Today, however, Larian boss Swen Vincke announced that, after speaking to Xbox head Phil Spencer at Gamescom, a solution has been agreed upon that will allow a Baldur's Gate 3 Xbox release to happen this year. The compromise is simply that the Series S version will not include split-screen co-op. Otherwise, it'll be the same game, and will have cross-save support with the Steam version.
Confusingly, Spencer told Eurogamer earlier this week that Series S/Series X parity wasn't what the Baldur's Gate 3 hold-up was about. "In terms of parity, I don't think you've heard from us or Larian, that this was about parity. I think that's more that the community is talking about it. There are features that ship on X today that do not ship on S, even from our own games, like ray tracing that works on X, it's not on S in certain games. So for an S customer, they spent roughly half what the X customer bought, they understand that it's not going to run the same way."
We actually have heard from Larian that it was about parity, though.
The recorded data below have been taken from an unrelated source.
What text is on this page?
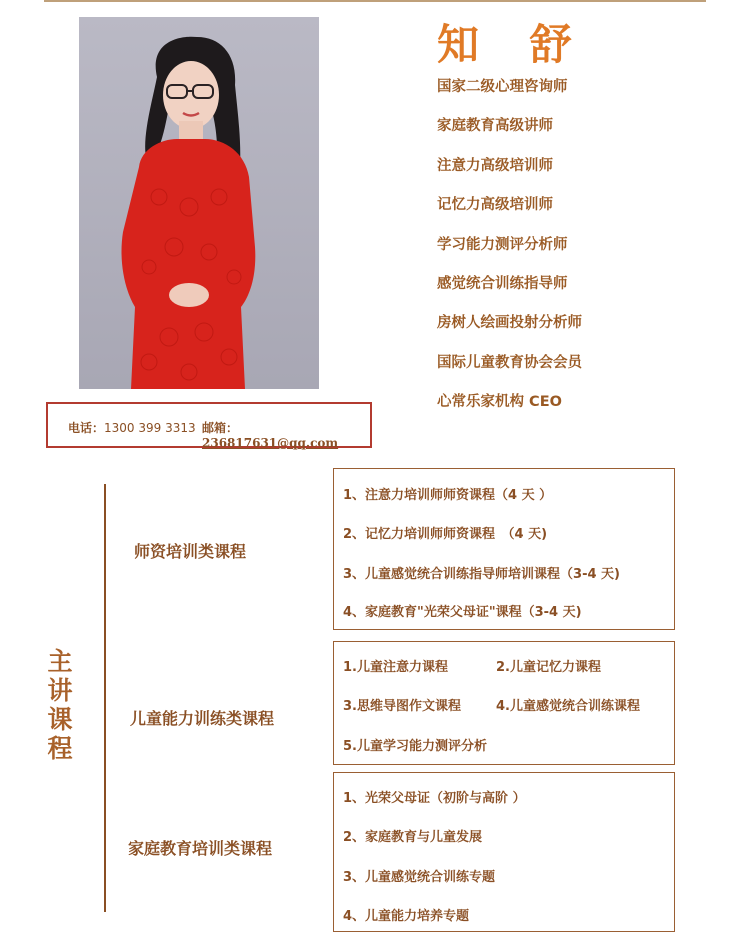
知 舒
国家二级心理咨询师
家庭教育高级讲师
注意力高级培训师
记忆力高级培训师
学习能力测评分析师
感觉统合训练指导师
房树人绘画投射分析师
国际儿童教育协会会员
心常乐家机构 CEO
电话：1300 399 3313 邮箱：236817631@qq.com
主讲课程
师资培训类课程
1、注意力培训师师资课程（4 天 ）
2、记忆力培训师师资课程　（4 天)
3、儿童感觉统合训练指导师培训课程（3-4 天)
4、家庭教育"光荣父母证"课程（3-4 天)
儿童能力训练类课程
1.儿童注意力课程	2.儿童记忆力课程
3.思维导图作文课程	4.儿童感觉统合训练课程
5.儿童学习能力测评分析
家庭教育培训类课程
1、光荣父母证（初阶与高阶 ）
2、家庭教育与儿童发展
3、儿童感觉统合训练专题
4、儿童能力培养专题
Larian director of publishing Michael Douse said in July that the studio couldn't remove split-screen from the Series S version because it was "obliged to launch with feature parity." It'd be hard to believe that Vincke's announcement that a solution has been found and that the Series S version won't include split-screen are unrelated events, so I've asked Microsoft for clarification on Spencer's comment.
Whatever the case, I'm glad more people will get to play this exceptional RPG, one we've awarded our highest review score in 16 years. And I've got to assume Microsoft is relieved, because its decision to release two consoles was looking a bit blunderous when Baldur's Gate 3 was being lauded as a landmark achievement while still a de facto PS5 console exclusive.